Government of Alberta. “Alberta’s Rat Control Program.” Alberta.ca, 2023, alberta.ca/albertas-rat-control-program.aspx.
Langer, Lars et al. “The Rise and Fall of Biodiversity in Literature: A Comprehensive Quantification of Historical Changes in the Use of Vernacular Labels for Biological Taxa in Western Creative Literature.” People and Nature, vol. 3, no. 5, 2021, pp. 1093–109.
Pattie, Don, and Chris Fisher. Mammals of Alberta. Lone Pine Publishing, 1999.
Kit Dobson lives, works, and writes in Calgary, Treaty 7 territory, in southern Alberta.

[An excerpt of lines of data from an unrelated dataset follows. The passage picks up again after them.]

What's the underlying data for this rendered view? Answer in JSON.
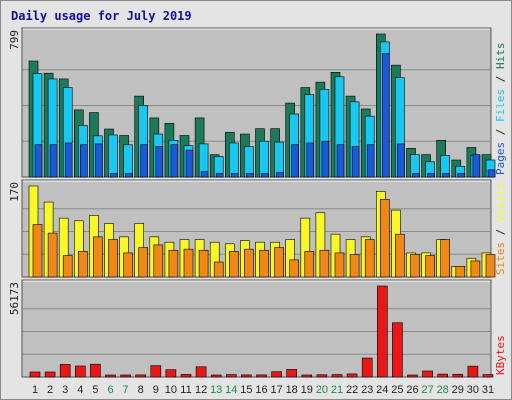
{
  "title": "Daily usage for July 2019",
  "colors": {
    "hits": "#1b7a5a",
    "files": "#18c8f0",
    "pages": "#1a5ad8",
    "visits": "#f8f828",
    "sites": "#f08818",
    "kbytes": "#e81818",
    "weekend_day": "#1a8a4a",
    "weekday_day": "#222222",
    "plot_bg": "#c0c0c0"
  },
  "chart_data": [
    {
      "type": "bar",
      "name": "hits-files-pages",
      "max_label": "799",
      "ylim": [
        0,
        799
      ],
      "grid": true,
      "legend": {
        "items": [
          "Pages",
          "Files",
          "Hits"
        ],
        "separator": "/",
        "placement": "right"
      },
      "categories": [
        "1",
        "2",
        "3",
        "4",
        "5",
        "6",
        "7",
        "8",
        "9",
        "10",
        "11",
        "12",
        "13",
        "14",
        "15",
        "16",
        "17",
        "18",
        "19",
        "20",
        "21",
        "22",
        "23",
        "24",
        "25",
        "26",
        "27",
        "28",
        "29",
        "30",
        "31"
      ],
      "series": [
        {
          "name": "Hits",
          "values": [
            648,
            580,
            548,
            375,
            360,
            268,
            232,
            452,
            330,
            300,
            232,
            330,
            125,
            250,
            240,
            270,
            270,
            413,
            500,
            530,
            585,
            452,
            380,
            799,
            625,
            160,
            125,
            205,
            95,
            165,
            125
          ]
        },
        {
          "name": "Files",
          "values": [
            578,
            548,
            500,
            288,
            230,
            235,
            180,
            400,
            240,
            205,
            175,
            185,
            115,
            190,
            170,
            200,
            195,
            352,
            460,
            490,
            560,
            420,
            340,
            755,
            555,
            125,
            85,
            120,
            60,
            120,
            95
          ]
        },
        {
          "name": "Pages",
          "values": [
            180,
            180,
            190,
            180,
            185,
            20,
            20,
            180,
            170,
            180,
            150,
            30,
            20,
            20,
            20,
            20,
            25,
            180,
            190,
            200,
            180,
            170,
            180,
            690,
            185,
            20,
            20,
            20,
            20,
            125,
            40
          ]
        }
      ]
    },
    {
      "type": "bar",
      "name": "visits-sites",
      "max_label": "170",
      "ylim": [
        0,
        170
      ],
      "grid": true,
      "legend": {
        "items": [
          "Sites",
          "Visits"
        ],
        "separator": "/",
        "placement": "right"
      },
      "categories": [
        "1",
        "2",
        "3",
        "4",
        "5",
        "6",
        "7",
        "8",
        "9",
        "10",
        "11",
        "12",
        "13",
        "14",
        "15",
        "16",
        "17",
        "18",
        "19",
        "20",
        "21",
        "22",
        "23",
        "24",
        "25",
        "26",
        "27",
        "28",
        "29",
        "30",
        "31"
      ],
      "series": [
        {
          "name": "Visits",
          "values": [
            170,
            140,
            110,
            105,
            115,
            100,
            75,
            100,
            75,
            65,
            70,
            70,
            65,
            62,
            68,
            65,
            65,
            70,
            110,
            120,
            80,
            70,
            75,
            160,
            125,
            45,
            45,
            70,
            20,
            35,
            45
          ]
        },
        {
          "name": "Sites",
          "values": [
            98,
            82,
            40,
            48,
            75,
            70,
            45,
            55,
            60,
            50,
            52,
            50,
            28,
            48,
            52,
            50,
            55,
            32,
            48,
            50,
            45,
            42,
            70,
            145,
            80,
            42,
            40,
            70,
            20,
            30,
            42
          ]
        }
      ]
    },
    {
      "type": "bar",
      "name": "kbytes",
      "max_label": "56173",
      "ylim": [
        0,
        56173
      ],
      "grid": true,
      "legend": {
        "items": [
          "KBytes"
        ],
        "separator": "/",
        "placement": "right"
      },
      "categories": [
        "1",
        "2",
        "3",
        "4",
        "5",
        "6",
        "7",
        "8",
        "9",
        "10",
        "11",
        "12",
        "13",
        "14",
        "15",
        "16",
        "17",
        "18",
        "19",
        "20",
        "21",
        "22",
        "23",
        "24",
        "25",
        "26",
        "27",
        "28",
        "29",
        "30",
        "31"
      ],
      "series": [
        {
          "name": "KBytes",
          "values": [
            3100,
            3100,
            7800,
            6800,
            7900,
            400,
            1200,
            1300,
            7000,
            4500,
            1600,
            6300,
            700,
            1500,
            1300,
            1300,
            3300,
            4700,
            1000,
            1400,
            1500,
            1900,
            11700,
            56173,
            33500,
            1100,
            3700,
            1800,
            1700,
            6700,
            1500
          ]
        }
      ]
    }
  ],
  "weekend_days": [
    "6",
    "7",
    "13",
    "14",
    "20",
    "21",
    "27",
    "28"
  ]
}
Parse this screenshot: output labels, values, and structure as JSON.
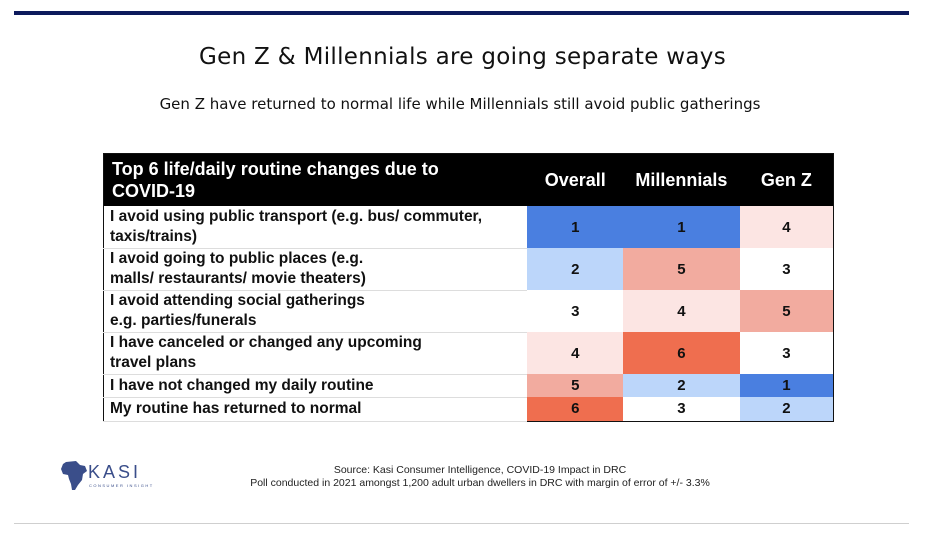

A professor in the Department of English at the University of Calgary, he is the primary investigator of the SSHRC-funded project Literary Biodiversities in Western Canada. Kit is the past author or editor of eight books, including the books Transnational Canadas: Anglo-Canadian Literature and Globalization, Malled: Deciphering Shopping in Canada, and Fieldnotes on Listening, the latter of which was listed as one of the CBC’s top non-fiction books of 2022. His debut novel, We Are Already Ghosts, is scheduled for publication in 2024. You can usually find him outside somewhere.